US Defense Secretary Lloyd Austin is expected to meet with his Chinese counterpart, Admiral Dong Jun, at a major defense conference in Singapore. It will be the first meeting between the two defense leaders following a phone call in April.


It comes as the US and China have gradually worked to warm relations, which had been largely frozen since a controversial visit by former House Speaker Nancy Pelosi in 2022 resulted in China temporarily stopping most military-to-military communications.


The South China Sea is a vital waterway through which approximately one-third of global trade passes. It is rich in natural resources and is home to contested islands, reefs, and shoals.


China has been assertively advancing its territorial claims in the region, including reclaiming land, militarizing islands, and using legal arguments to strengthen its position. The US has a strong interest in maintaining free and open access to the South China Sea. It upholds the global norm of freedom of navigation and aims to prevent China from asserting control over this critical waterway.


The risk of a military clash between the US and China has increased due to ongoing trade frictions and recriminations related to the COVID-19 pandemic. China’s actions - such as creating new municipal districts governing disputed islands - underscore its determination to strengthen its claims.
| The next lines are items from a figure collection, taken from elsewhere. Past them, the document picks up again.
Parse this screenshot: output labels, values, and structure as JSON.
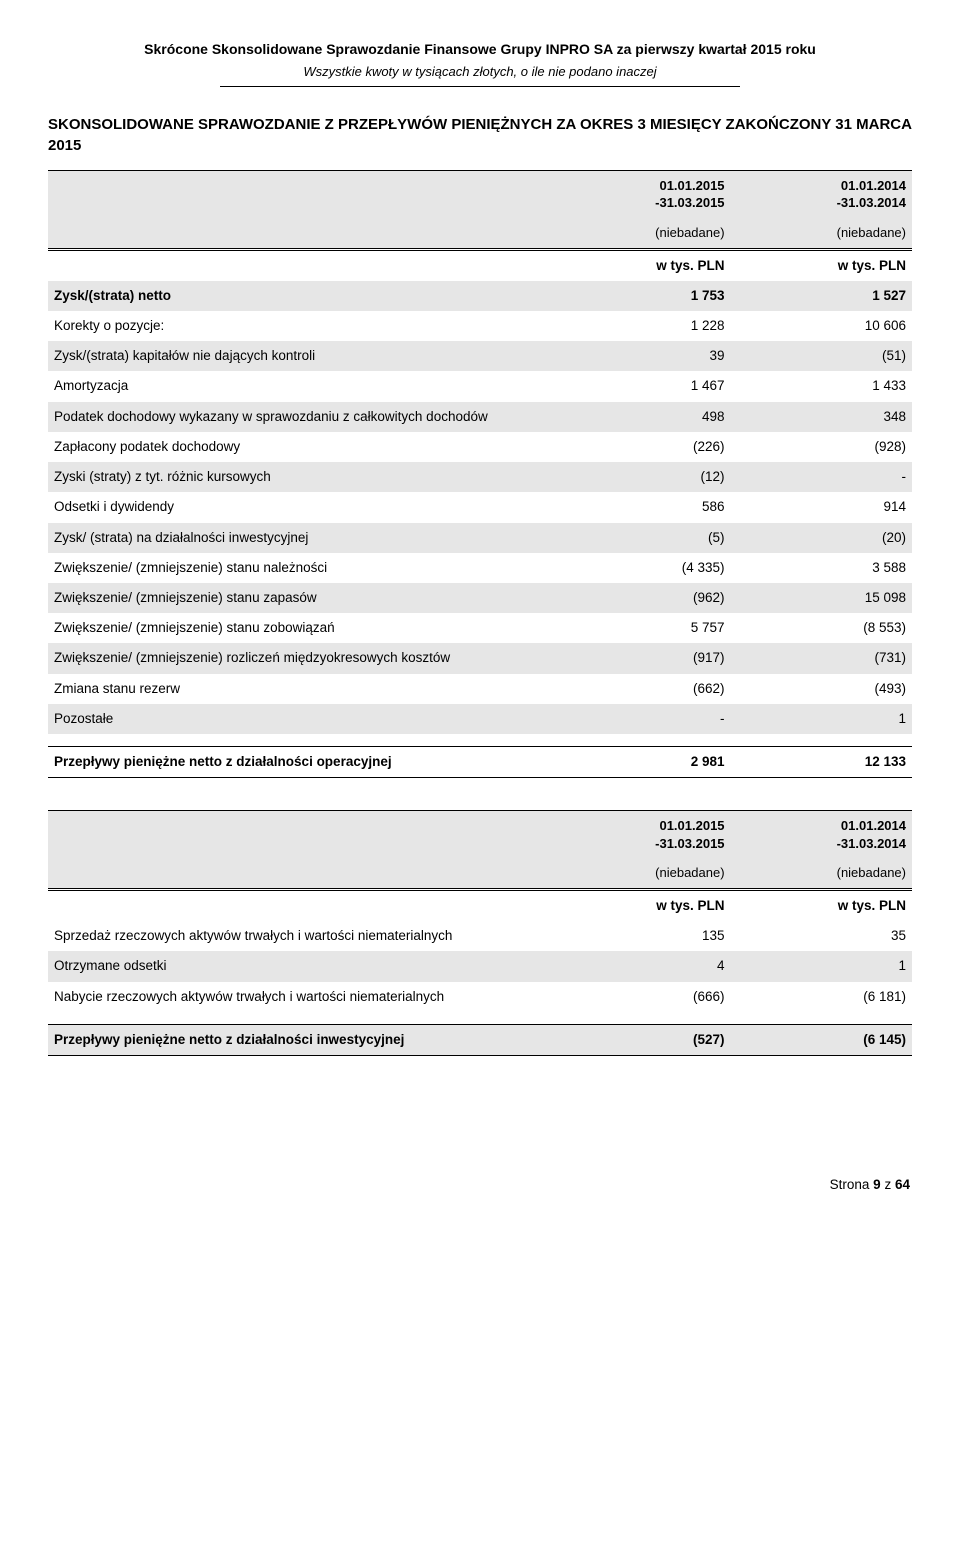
{
  "header": {
    "title": "Skrócone Skonsolidowane Sprawozdanie Finansowe Grupy INPRO SA za pierwszy kwartał 2015 roku",
    "subtitle": "Wszystkie kwoty w tysiącach złotych, o ile nie podano inaczej"
  },
  "section_title": "SKONSOLIDOWANE SPRAWOZDANIE Z PRZEPŁYWÓW PIENIĘŻNYCH ZA OKRES 3 MIESIĘCY ZAKOŃCZONY 31 MARCA 2015",
  "periods": {
    "p1_l1": "01.01.2015",
    "p1_l2": "-31.03.2015",
    "p2_l1": "01.01.2014",
    "p2_l2": "-31.03.2014",
    "audit": "(niebadane)",
    "unit": "w tys. PLN"
  },
  "op_rows": [
    {
      "label": "Zysk/(strata) netto",
      "v1": "1 753",
      "v2": "1 527",
      "shaded": true,
      "bold": true
    },
    {
      "label": "Korekty o pozycje:",
      "v1": "1 228",
      "v2": "10 606"
    },
    {
      "label": "Zysk/(strata) kapitałów nie dających kontroli",
      "v1": "39",
      "v2": "(51)",
      "shaded": true
    },
    {
      "label": "Amortyzacja",
      "v1": "1 467",
      "v2": "1 433"
    },
    {
      "label": "Podatek dochodowy wykazany w sprawozdaniu z całkowitych dochodów",
      "v1": "498",
      "v2": "348",
      "shaded": true
    },
    {
      "label": "Zapłacony podatek dochodowy",
      "v1": "(226)",
      "v2": "(928)"
    },
    {
      "label": "Zyski (straty) z tyt. różnic kursowych",
      "v1": "(12)",
      "v2": "-",
      "shaded": true
    },
    {
      "label": "Odsetki i dywidendy",
      "v1": "586",
      "v2": "914"
    },
    {
      "label": "Zysk/ (strata) na działalności inwestycyjnej",
      "v1": "(5)",
      "v2": "(20)",
      "shaded": true
    },
    {
      "label": "Zwiększenie/ (zmniejszenie) stanu należności",
      "v1": "(4 335)",
      "v2": "3 588"
    },
    {
      "label": "Zwiększenie/ (zmniejszenie) stanu zapasów",
      "v1": "(962)",
      "v2": "15 098",
      "shaded": true
    },
    {
      "label": "Zwiększenie/ (zmniejszenie) stanu zobowiązań",
      "v1": "5 757",
      "v2": "(8 553)"
    },
    {
      "label": "Zwiększenie/ (zmniejszenie) rozliczeń międzyokresowych kosztów",
      "v1": "(917)",
      "v2": "(731)",
      "shaded": true
    },
    {
      "label": "Zmiana stanu rezerw",
      "v1": "(662)",
      "v2": "(493)"
    },
    {
      "label": "Pozostałe",
      "v1": "-",
      "v2": "1",
      "shaded": true
    }
  ],
  "op_total": {
    "label": "Przepływy pieniężne netto z działalności operacyjnej",
    "v1": "2 981",
    "v2": "12 133"
  },
  "inv_rows": [
    {
      "label": "Sprzedaż rzeczowych aktywów trwałych i wartości niematerialnych",
      "v1": "135",
      "v2": "35"
    },
    {
      "label": "Otrzymane odsetki",
      "v1": "4",
      "v2": "1",
      "shaded": true
    },
    {
      "label": "Nabycie rzeczowych aktywów trwałych i wartości niematerialnych",
      "v1": "(666)",
      "v2": "(6 181)"
    }
  ],
  "inv_total": {
    "label": "Przepływy pieniężne netto z działalności inwestycyjnej",
    "v1": "(527)",
    "v2": "(6 145)"
  },
  "footer": {
    "label": "Strona",
    "page": "9",
    "of_word": "z",
    "total": "64"
  }
}
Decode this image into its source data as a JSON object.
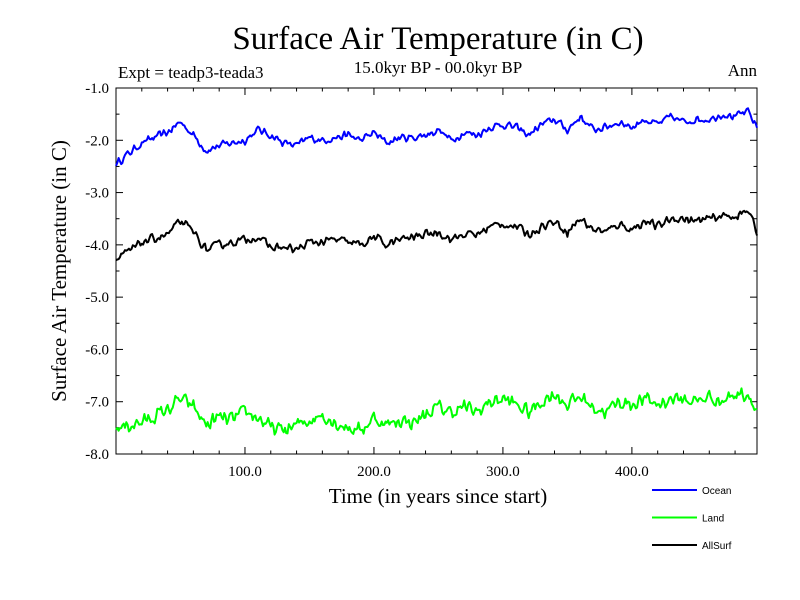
{
  "header": {
    "title": "Surface Air Temperature (in C)",
    "experiment": "Expt = teadp3-teada3",
    "period": "15.0kyr BP - 00.0kyr BP",
    "season": "Ann"
  },
  "chart_data": {
    "type": "line",
    "title": "Surface Air Temperature (in C)",
    "xlabel": "Time (in years since start)",
    "ylabel": "Surface Air Temperature (in C)",
    "xlim": [
      0,
      497
    ],
    "ylim": [
      -8.0,
      -1.0
    ],
    "x_ticks": [
      100,
      200,
      300,
      400
    ],
    "x_tick_labels": [
      "100.0",
      "200.0",
      "300.0",
      "400.0"
    ],
    "y_ticks": [
      -1,
      -2,
      -3,
      -4,
      -5,
      -6,
      -7,
      -8
    ],
    "y_tick_labels": [
      "-1.0",
      "-2.0",
      "-3.0",
      "-4.0",
      "-5.0",
      "-6.0",
      "-7.0",
      "-8.0"
    ],
    "legend_position": "bottom-right, outside plot",
    "series": [
      {
        "name": "Ocean",
        "color": "#0000ff",
        "x": [
          0,
          20,
          40,
          50,
          60,
          70,
          80,
          90,
          100,
          110,
          120,
          130,
          140,
          150,
          160,
          170,
          180,
          190,
          200,
          210,
          220,
          230,
          240,
          250,
          260,
          270,
          280,
          290,
          300,
          310,
          320,
          330,
          340,
          350,
          360,
          370,
          380,
          390,
          400,
          410,
          420,
          430,
          440,
          450,
          460,
          470,
          480,
          490,
          497
        ],
        "values": [
          -2.45,
          -2.05,
          -1.85,
          -1.65,
          -1.9,
          -2.2,
          -2.1,
          -2.05,
          -2.0,
          -1.8,
          -1.9,
          -2.05,
          -2.1,
          -1.95,
          -2.0,
          -1.95,
          -1.9,
          -2.0,
          -1.85,
          -2.05,
          -1.95,
          -1.95,
          -1.9,
          -1.8,
          -2.0,
          -1.85,
          -1.9,
          -1.75,
          -1.7,
          -1.75,
          -1.9,
          -1.7,
          -1.6,
          -1.8,
          -1.55,
          -1.8,
          -1.75,
          -1.65,
          -1.75,
          -1.6,
          -1.7,
          -1.55,
          -1.65,
          -1.6,
          -1.6,
          -1.5,
          -1.55,
          -1.45,
          -1.75
        ],
        "noise": 0.09
      },
      {
        "name": "Land",
        "color": "#00ff00",
        "x": [
          0,
          20,
          40,
          50,
          60,
          70,
          80,
          90,
          100,
          110,
          120,
          130,
          140,
          150,
          160,
          170,
          180,
          190,
          200,
          210,
          220,
          230,
          240,
          250,
          260,
          270,
          280,
          290,
          300,
          310,
          320,
          330,
          340,
          350,
          360,
          370,
          380,
          390,
          400,
          410,
          420,
          430,
          440,
          450,
          460,
          470,
          480,
          490,
          497
        ],
        "values": [
          -7.5,
          -7.4,
          -7.15,
          -6.95,
          -7.1,
          -7.45,
          -7.3,
          -7.35,
          -7.2,
          -7.3,
          -7.5,
          -7.55,
          -7.45,
          -7.35,
          -7.25,
          -7.4,
          -7.5,
          -7.55,
          -7.3,
          -7.45,
          -7.35,
          -7.4,
          -7.25,
          -7.1,
          -7.2,
          -7.1,
          -7.2,
          -7.0,
          -6.95,
          -7.05,
          -7.2,
          -7.0,
          -6.85,
          -7.05,
          -6.9,
          -7.1,
          -7.2,
          -7.0,
          -7.05,
          -6.95,
          -7.05,
          -6.95,
          -6.95,
          -7.0,
          -6.9,
          -7.0,
          -6.85,
          -6.85,
          -7.15
        ],
        "noise": 0.17
      },
      {
        "name": "AllSurf",
        "color": "#000000",
        "x": [
          0,
          20,
          40,
          50,
          60,
          70,
          80,
          90,
          100,
          110,
          120,
          130,
          140,
          150,
          160,
          170,
          180,
          190,
          200,
          210,
          220,
          230,
          240,
          250,
          260,
          270,
          280,
          290,
          300,
          310,
          320,
          330,
          340,
          350,
          360,
          370,
          380,
          390,
          400,
          410,
          420,
          430,
          440,
          450,
          460,
          470,
          480,
          490,
          497
        ],
        "values": [
          -4.3,
          -3.95,
          -3.8,
          -3.55,
          -3.75,
          -4.1,
          -4.0,
          -3.95,
          -3.9,
          -3.85,
          -4.05,
          -4.05,
          -4.1,
          -3.95,
          -3.95,
          -3.9,
          -3.95,
          -4.0,
          -3.85,
          -4.0,
          -3.9,
          -3.85,
          -3.8,
          -3.75,
          -3.9,
          -3.8,
          -3.8,
          -3.65,
          -3.6,
          -3.65,
          -3.8,
          -3.65,
          -3.55,
          -3.75,
          -3.5,
          -3.7,
          -3.75,
          -3.6,
          -3.7,
          -3.55,
          -3.65,
          -3.5,
          -3.5,
          -3.55,
          -3.5,
          -3.45,
          -3.45,
          -3.35,
          -3.75
        ],
        "noise": 0.1
      }
    ]
  }
}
The US has defense treaty obligations with some claimants in the region, including the Philippines. Any escalation could draw the US into a conflict.


The US must balance deterrence against China, reassurance to allies, and diplomatic engagement. Joint military exercises, such as the Balikatan exercise, showcase cooperation and commitment to regional defense. The release of Bilateral Defense Guidelines emphasizes joint efforts to defend the South China Sea.


Responding to China’s actions in the “gray zone” (coercive actions below the threshold of armed conflict) is difficult due to blurred lines between peace and conflict. Diplomatic protests and statements have been the primary response so far, but future provocations may require more robust action. The US must prevent China from dominating the region while avoiding dangerous confrontations.


Both nations must find ways to manage tensions while safeguarding their interests and regional security. Austin’s upcoming meeting with Jun provides an opportunity for dialogue and collaboration, even amid recent military drills and geopolitical complexities.